Jens Weidman is probably someone that you have not heard of as the name certainly is not a household word. However, he may be sitting in the most important position that will impact global finance for the next decade. He is the head of the German Bundesbank. Until about a year ago he was a close adviser to Angela Merkel, Chancellor of Germany. Prior to advising Ms. Merkel he worked in the Bundesbank, IMF and in several other financial positions. He is someone with global experience and market knowledge.
Why has he become influential? As the head of the Bundesbank, the central bank of Germany, he has strong influence as to what the German country will, or won’t do, to support or rescue the debt problems of Euro Zone members. Currently, and for nearly a year, Mr. Weidman has stated his position clearly. He believes the European Zone members either need to give up some level of sovereignty over national budgets, or set strict fiscal rules and enforce them. I agree with his position.
The Euro Zone members are acting as if they are independent states without ties when it comes to borrowing money in the markets through bonds but, when trouble starts, such as problems with repayments, these same countries run to the European Central Bank for help. The troubled countries ask for help to solve their problems of overspending.

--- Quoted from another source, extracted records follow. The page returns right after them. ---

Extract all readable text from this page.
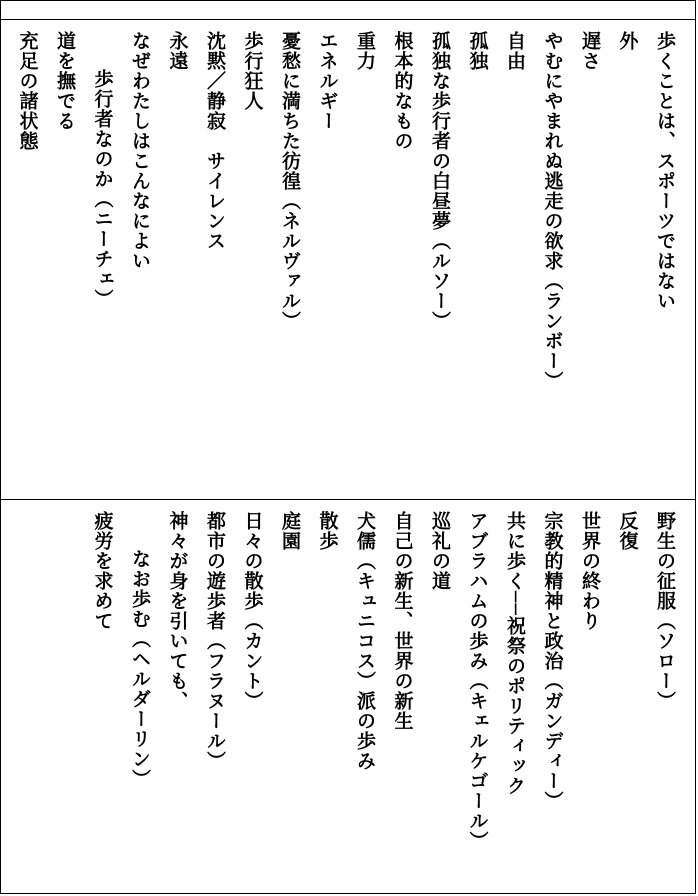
歩くことは、スポーツではない
外
遅さ
やむにやまれぬ逃走の欲求（ランボー）
自由
孤独
孤独な歩行者の白昼夢（ルソー）
根本的なもの
重力
エネルギー
憂愁に満ちた彷徨（ネルヴァル）
歩行狂人
沈黙／静寂　サイレンス
永遠
なぜわたしはこんなによい
歩行者なのか（ニーチェ）
道を撫でる
充足の諸状態
野生の征服（ソロー）
反復
世界の終わり
宗教的精神と政治（ガンディー）
共に歩く──祝祭のポリティック
アブラハムの歩み（キェルケゴール）
巡礼の道
自己の新生、世界の新生
犬儒（キュニコス）派の歩み
散歩
庭園
日々の散歩（カント）
都市の遊歩者（フラヌール）
神々が身を引いても、
なお歩む（ヘルダーリン）
疲労を求めて
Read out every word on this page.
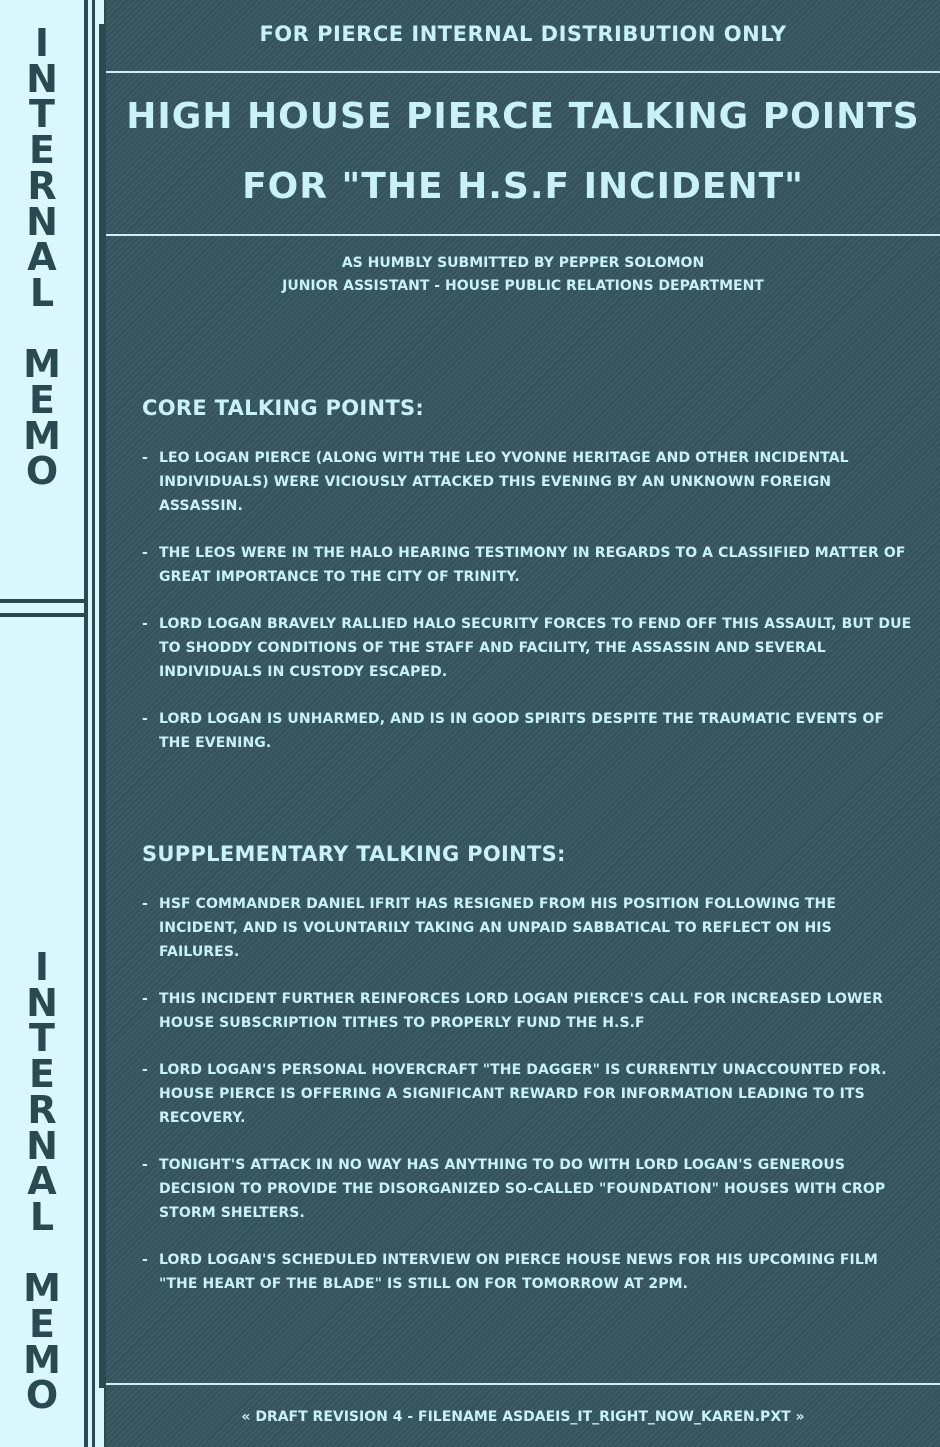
I
N
T
E
R
N
A
L

M
E
M
O
I
N
T
E
R
N
A
L

M
E
M
O

FOR PIERCE INTERNAL DISTRIBUTION ONLY

HIGH HOUSE PIERCE TALKING POINTS
FOR "THE H.S.F INCIDENT"

AS HUMBLY SUBMITTED BY PEPPER SOLOMON

JUNIOR ASSISTANT - HOUSE PUBLIC RELATIONS DEPARTMENT

CORE TALKING POINTS:
- LEO LOGAN PIERCE (ALONG WITH THE LEO YVONNE HERITAGE AND OTHER INCIDENTAL INDIVIDUALS) WERE VICIOUSLY ATTACKED THIS EVENING BY AN UNKNOWN FOREIGN ASSASSIN.
- THE LEOS WERE IN THE HALO HEARING TESTIMONY IN REGARDS TO A CLASSIFIED MATTER OF GREAT IMPORTANCE TO THE CITY OF TRINITY.
- LORD LOGAN BRAVELY RALLIED HALO SECURITY FORCES TO FEND OFF THIS ASSAULT, BUT DUE TO SHODDY CONDITIONS OF THE STAFF AND FACILITY, THE ASSASSIN AND SEVERAL INDIVIDUALS IN CUSTODY ESCAPED.
- LORD LOGAN IS UNHARMED, AND IS IN GOOD SPIRITS DESPITE THE TRAUMATIC EVENTS OF THE EVENING.
SUPPLEMENTARY TALKING POINTS:
- HSF COMMANDER DANIEL IFRIT HAS RESIGNED FROM HIS POSITION FOLLOWING THE INCIDENT, AND IS VOLUNTARILY TAKING AN UNPAID SABBATICAL TO REFLECT ON HIS FAILURES.
- THIS INCIDENT FURTHER REINFORCES LORD LOGAN PIERCE'S CALL FOR INCREASED LOWER HOUSE SUBSCRIPTION TITHES TO PROPERLY FUND THE H.S.F
- LORD LOGAN'S PERSONAL HOVERCRAFT "THE DAGGER" IS CURRENTLY UNACCOUNTED FOR. HOUSE PIERCE IS OFFERING A SIGNIFICANT REWARD FOR INFORMATION LEADING TO ITS RECOVERY.
- TONIGHT'S ATTACK IN NO WAY HAS ANYTHING TO DO WITH LORD LOGAN'S GENEROUS DECISION TO PROVIDE THE DISORGANIZED SO-CALLED "FOUNDATION" HOUSES WITH CROP STORM SHELTERS.
- LORD LOGAN'S SCHEDULED INTERVIEW ON PIERCE HOUSE NEWS FOR HIS UPCOMING FILM "THE HEART OF THE BLADE" IS STILL ON FOR TOMORROW AT 2PM.

« DRAFT REVISION 4 - FILENAME ASDAEIS_IT_RIGHT_NOW_KAREN.PXT »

This is a problem not because the individual country recognized the problem ahead of time and wants to avoid a disaster. It is a problem because global markets, the people each of these countries wants to have buy their bonds, is asking for higher interest rates, yields, because the risk of default is getting higher. How dare they do this? They should just give them the money – right.
If the individual country is unable to take responsibility for overspending, the markets will tell them very quickly. However, by the time this happens the problem is, well a big problem. The country that needs to borrow more does not have the income to pay higher yields. They already have difficulty paying for the existing debt. It is a bit like transferring the balance from a VISA credit card to Mastercard but, the interest rate is higher. All you did was gain time. Unfortunately, time eventually runs out and now the countries are running to the European Central Bank (ECB) for a rescue – more time.

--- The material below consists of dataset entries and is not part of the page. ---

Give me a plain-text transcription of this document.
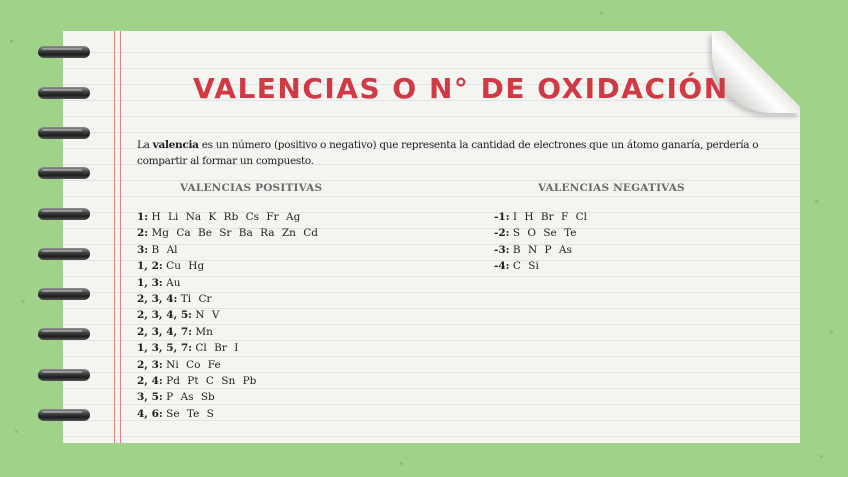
VALENCIAS O N° DE OXIDACIÓN

La valencia es un número (positivo o negativo) que representa la cantidad de electrones que un átomo ganaría, perdería o compartir al formar un compuesto.

VALENCIAS POSITIVAS	VALENCIAS NEGATIVAS
1: H Li Na K Rb Cs Fr Ag
2: Mg Ca Be Sr Ba Ra Zn Cd
3: B Al
1, 2: Cu Hg
1, 3: Au
2, 3, 4: Ti Cr
2, 3, 4, 5: N V
2, 3, 4, 7: Mn
1, 3, 5, 7: Cl Br I
2, 3: Ni Co Fe
2, 4: Pd Pt C Sn Pb
3, 5: P As Sb
4, 6: Se Te S
-1: I H Br F Cl
-2: S O Se Te
-3: B N P As
-4: C Si
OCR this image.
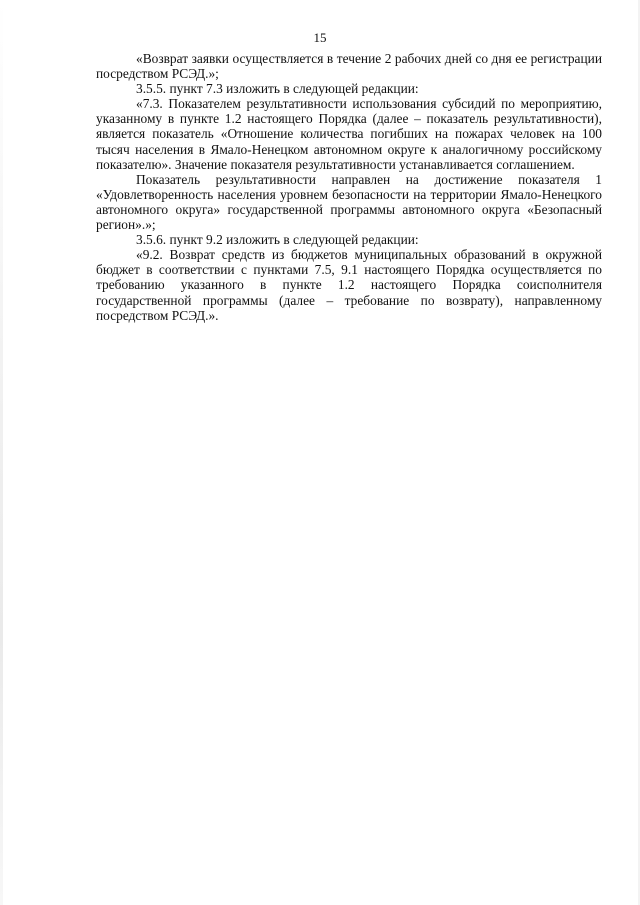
15

«Возврат заявки осуществляется в течение 2 рабочих дней со дня ее регистрации посредством РСЭД.»;

3.5.5. пункт 7.3 изложить в следующей редакции:

«7.3. Показателем результативности использования субсидий по мероприятию, указанному в пункте 1.2 настоящего Порядка (далее – показатель результативности), является показатель «Отношение количества погибших на пожарах человек на 100 тысяч населения в Ямало-Ненецком автономном округе к аналогичному российскому показателю». Значение показателя результативности устанавливается соглашением.

Показатель результативности направлен на достижение показателя 1 «Удовлетворенность населения уровнем безопасности на территории Ямало-Ненецкого автономного округа» государственной программы автономного округа «Безопасный регион».»;

3.5.6. пункт 9.2 изложить в следующей редакции:

«9.2. Возврат средств из бюджетов муниципальных образований в окружной бюджет в соответствии с пунктами 7.5, 9.1 настоящего Порядка осуществляется по требованию указанного в пункте 1.2 настоящего Порядка соисполнителя государственной программы (далее – требование по возврату), направленному посредством РСЭД.».
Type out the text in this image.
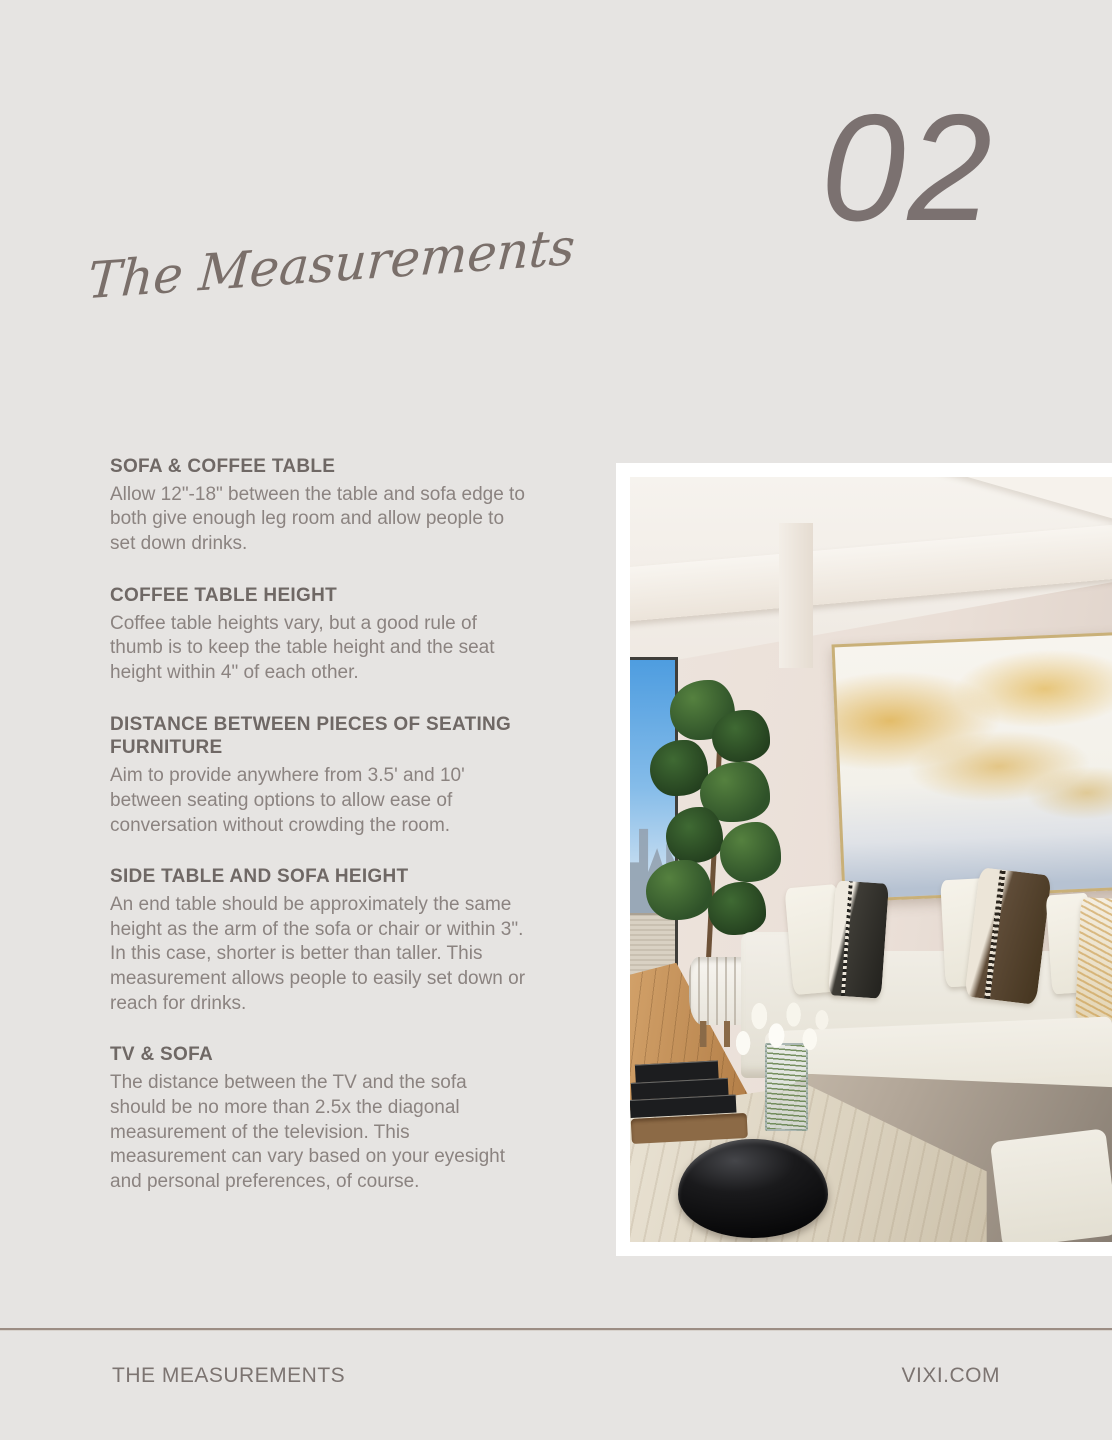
02
The Measurements
SOFA & COFFEE TABLE

Allow 12"-18" between the table and sofa edge to both give enough leg room and allow people to set down drinks.

COFFEE TABLE HEIGHT

Coffee table heights vary, but a good rule of thumb is to keep the table height and the seat height within 4" of each other.

DISTANCE BETWEEN PIECES OF SEATING FURNITURE

Aim to provide anywhere from 3.5' and 10' between seating options to allow ease of conversation without crowding the room.

SIDE TABLE AND SOFA HEIGHT

An end table should be approximately the same height as the arm of the sofa or chair or within 3". In this case, shorter is better than taller. This measurement allows people to easily set down or reach for drinks.

TV & SOFA

The distance between the TV and the sofa should be no more than 2.5x the diagonal measurement of the television. This measurement can vary based on your eyesight and personal preferences, of course.

THE MEASUREMENTS	VIXI.COM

Mr. Weidman’s position is clear. He believes the countries must demonstrate financial stability to the markets otherwise yields will continue to rise as the chance of default rises. (That’s the way it is supposed to work.) If the countries move the debt problem to the ECB it is a transfer, not a solution. In this case, it just spreads the problem across a bigger base in hope to hide the problem.
Mr. Weidman is on good ground with his position as the markets are demonstrating this through yields right now. The problem countries of Spain, Italy and Greece are paying 5.9%, 5.6% and 20.1%, respectively, for debt where Germany is paying 1.7%. The problem is also getting worse, not better, with European debt reaching 89% of GDP.
Not everyone agrees with Mr. Weidman. The President of the ECB, Mario Draghi is in agreement with many others suggesting the central bank should lend more to governments on risky assets to promote economic growth. In the French Presidential race both candidates believe more should be lent to governments with the front runner, Francois Hollande suggesting a rate cut and more lending as a solution. Spain is asking for a re-establishment of the asset purchase program and Italy wants the bond purchase program reinstated. This is on top of the already 40% increase in the ECB’s balance sheet of debt to 3 trillion Euro.
Mr.Weidman does not believe the Bundesbank should buy these high risk assets and is not agreeing to do so without changes in responsibility and decision making. It probably will not be agreed upon by the other countries so maybe Mr. Weidman will be able to pick up the pieces when it breaks.